Scala - Apache Spark DataFrame API Cheatsheet
2018-06-24
Having a good cheatsheet at hand can significantly speed up the development process. One of the best cheatsheet I have came across is sparklyr’s cheatsheet.
For my work, I’m using Spark’s DataFrame API in Scala to create data transformation pipelines.
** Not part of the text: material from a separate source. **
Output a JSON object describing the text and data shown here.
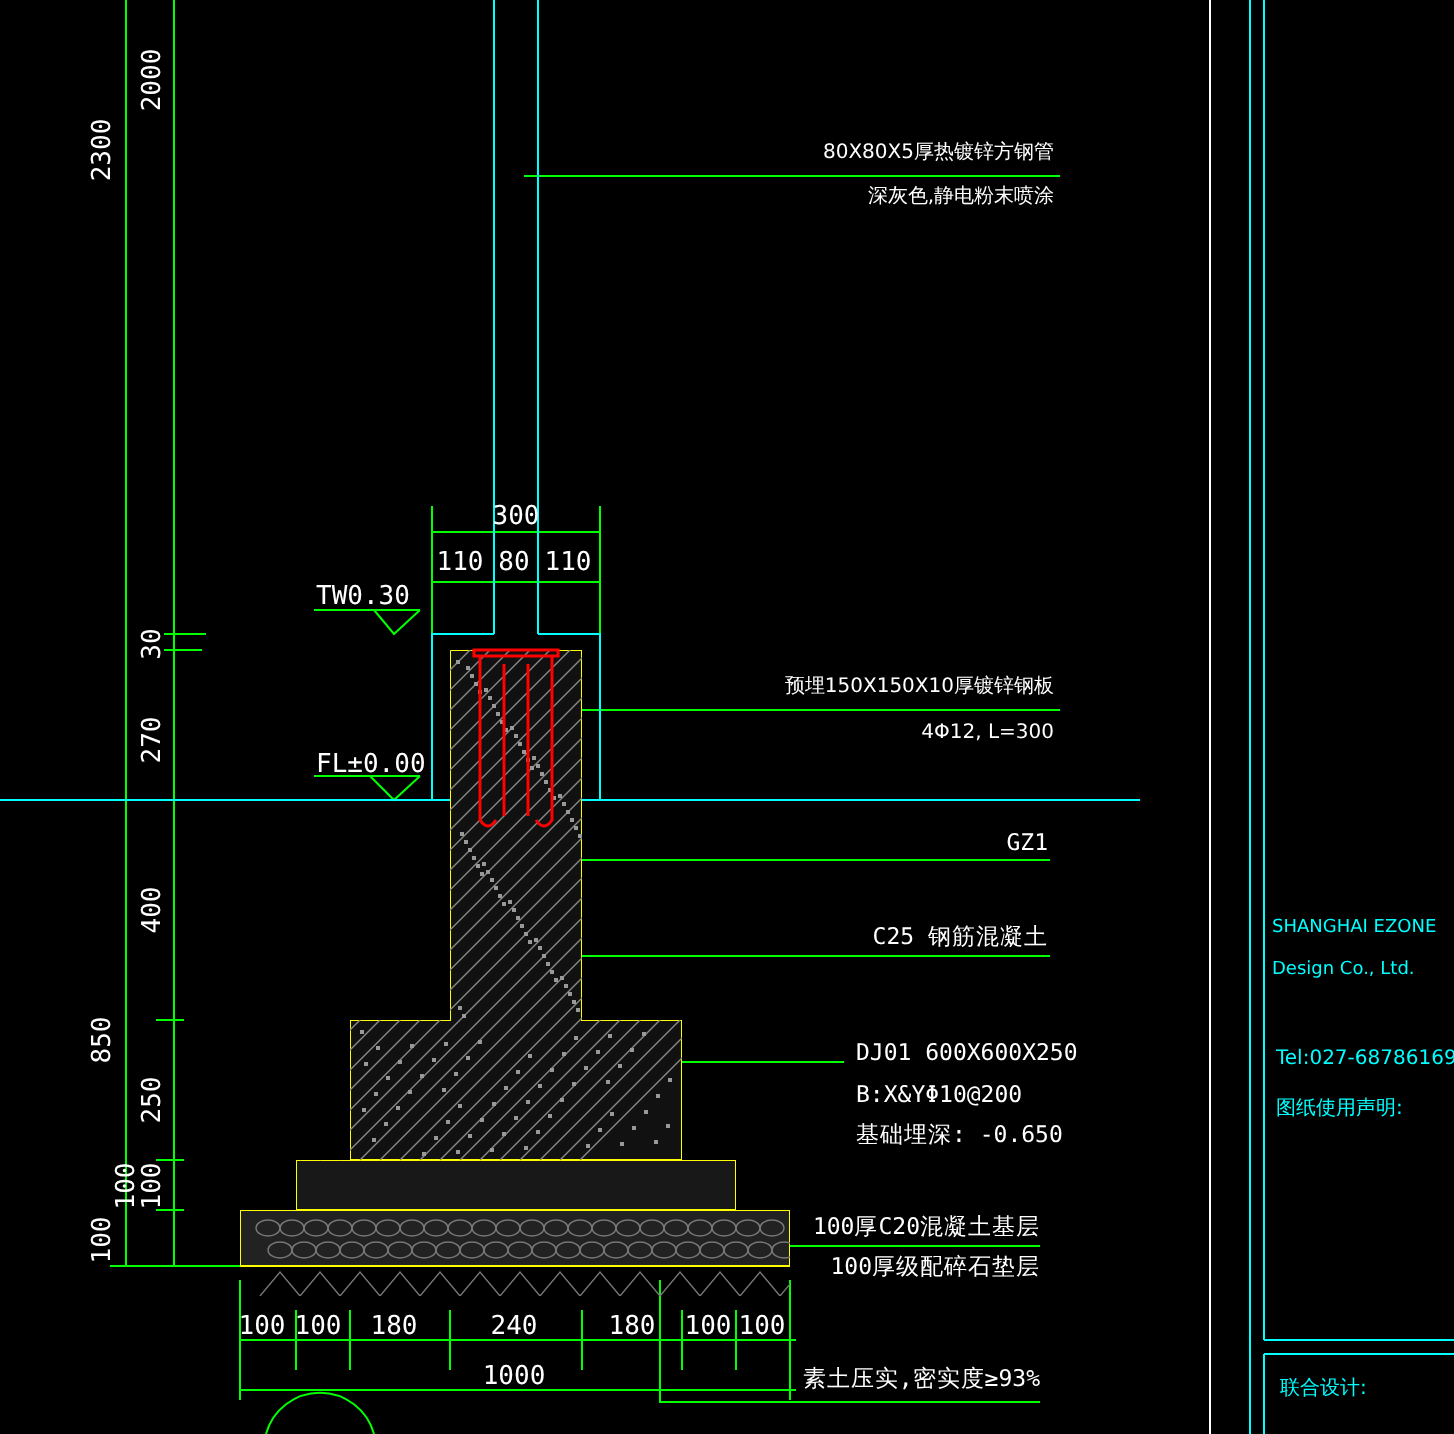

These are some functions and design patterns that I’ve found to be extremely useful.
Load data
val df = spark.read.parquet("filepath")
Get SparkContext information
println(sc.getConf.getAll.mkString("\n"))
Get Spark version
sc.version
Get number of partitions
df.rdd.getNumPartitions
Count number of rows
df.count
Print schema
df.printSchema
Preview top 20 rows
df.show
Design pattern for constructing as data transformation pipeline
import org.apache.spark.sql.DataFrame
def filter_slim_cat_dog(df: DataFrame): DataFrame = {
df.filter(($"animal_type" isin ("cat", "dog")) && ($"weight" <= 100))
}
def join_vet(df: DataFrame): DataFrame = {
df.join(vet_provider, Seq("VETID", "ANIMALID"))
}
val animal_slim_cat_dog =
animal.transform(filter_slim_cat_dog)
.transform(join_vet)
Drop duplicate rows
df.dropDuplicates(Seq("VETID", "ANIMALID"))
For an exhaustive list of the functions, you can check out the Spark’s Dataset class documentation.
Hope you’ve found this cheatsheet useful. Thank you!